SOBİDER, cilt.14, sa.14, ss.232-251, 2017 (Hakemli Dergi)
MAKEDONYA MESELESİ
Üzerinde pek çok ırkın yaşadığı, çeşitli dillerin konuşulduğu ayrı ayrı medeniyetlerin yükseldiği, farklı din ve mezheplerin barındığı bir yer olan Rumeli, Osmanlı idaresine girdikten sonra devletin gösterdiği hoşgörüyle bu özelliğini pek fazla değiştirmeden zamanımıza ulaştırmıştı. XX. yüzyılda patlak veren Milliyetçilik fikir ve hareketleri doğal olarak Balkanları ilk fethettiğimiz günlerdeki haline döndürme arzusunu da beraberinde getirmişti.

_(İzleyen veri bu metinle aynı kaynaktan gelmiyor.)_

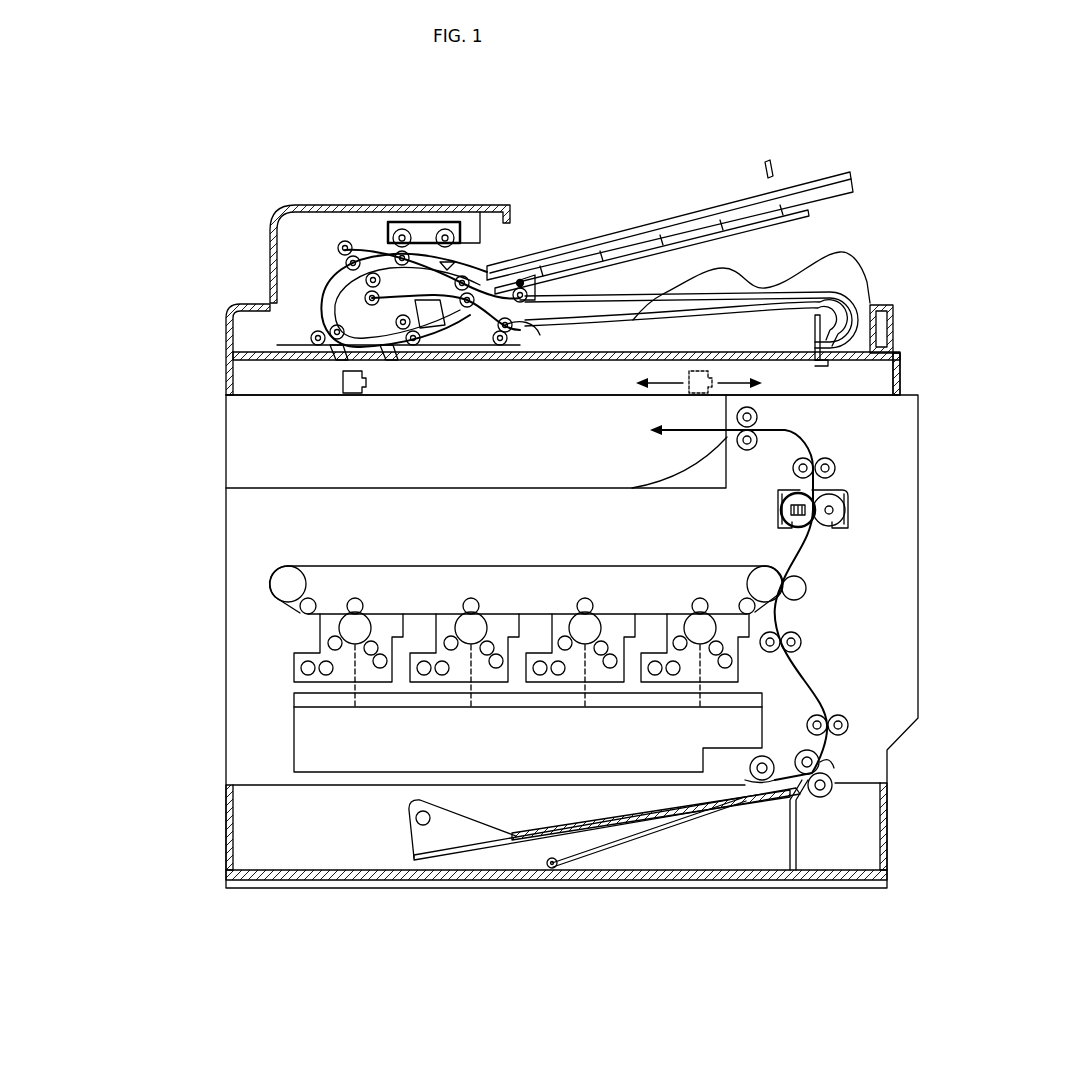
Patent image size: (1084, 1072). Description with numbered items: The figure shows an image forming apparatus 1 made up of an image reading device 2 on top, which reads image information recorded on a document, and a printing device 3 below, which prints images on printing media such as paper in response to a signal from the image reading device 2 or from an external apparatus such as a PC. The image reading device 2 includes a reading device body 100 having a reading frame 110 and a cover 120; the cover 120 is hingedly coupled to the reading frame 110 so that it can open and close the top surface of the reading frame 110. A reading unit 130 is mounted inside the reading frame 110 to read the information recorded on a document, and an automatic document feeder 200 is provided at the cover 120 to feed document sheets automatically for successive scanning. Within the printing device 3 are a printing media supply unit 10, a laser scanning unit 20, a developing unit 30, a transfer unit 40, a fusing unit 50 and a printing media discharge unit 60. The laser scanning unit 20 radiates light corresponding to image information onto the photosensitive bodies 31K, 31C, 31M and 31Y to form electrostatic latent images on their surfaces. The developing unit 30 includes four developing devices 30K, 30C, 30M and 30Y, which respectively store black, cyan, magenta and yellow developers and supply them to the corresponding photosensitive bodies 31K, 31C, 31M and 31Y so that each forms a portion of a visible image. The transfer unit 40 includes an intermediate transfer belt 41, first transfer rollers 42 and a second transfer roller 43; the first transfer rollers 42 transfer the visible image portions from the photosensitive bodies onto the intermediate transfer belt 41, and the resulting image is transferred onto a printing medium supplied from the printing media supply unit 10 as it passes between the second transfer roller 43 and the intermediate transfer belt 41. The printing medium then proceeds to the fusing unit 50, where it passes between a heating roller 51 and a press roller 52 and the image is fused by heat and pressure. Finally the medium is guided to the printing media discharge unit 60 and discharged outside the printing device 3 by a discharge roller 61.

Osmanlı fethi öncesi birbirleriyle amansız mücadele içinde olan Balkan halkları zayıflayan Türk idaresi ile çekişmelerine yüzyıllar öncesinde bıraktıkları yerden tekrar başlamışlardı. “Rumeli Meselesi” adını verdiğimiz eski adıyla da Makedonya Meselesi bu kargaşaya bir de emperyalist devletlerin menfaatleri doğrultusunda Balkanlar da imtiyaz sahaları bulabilmek için etnik mücadeleyi kışkırtmaları meseleye yeni boyutlar katmıştı.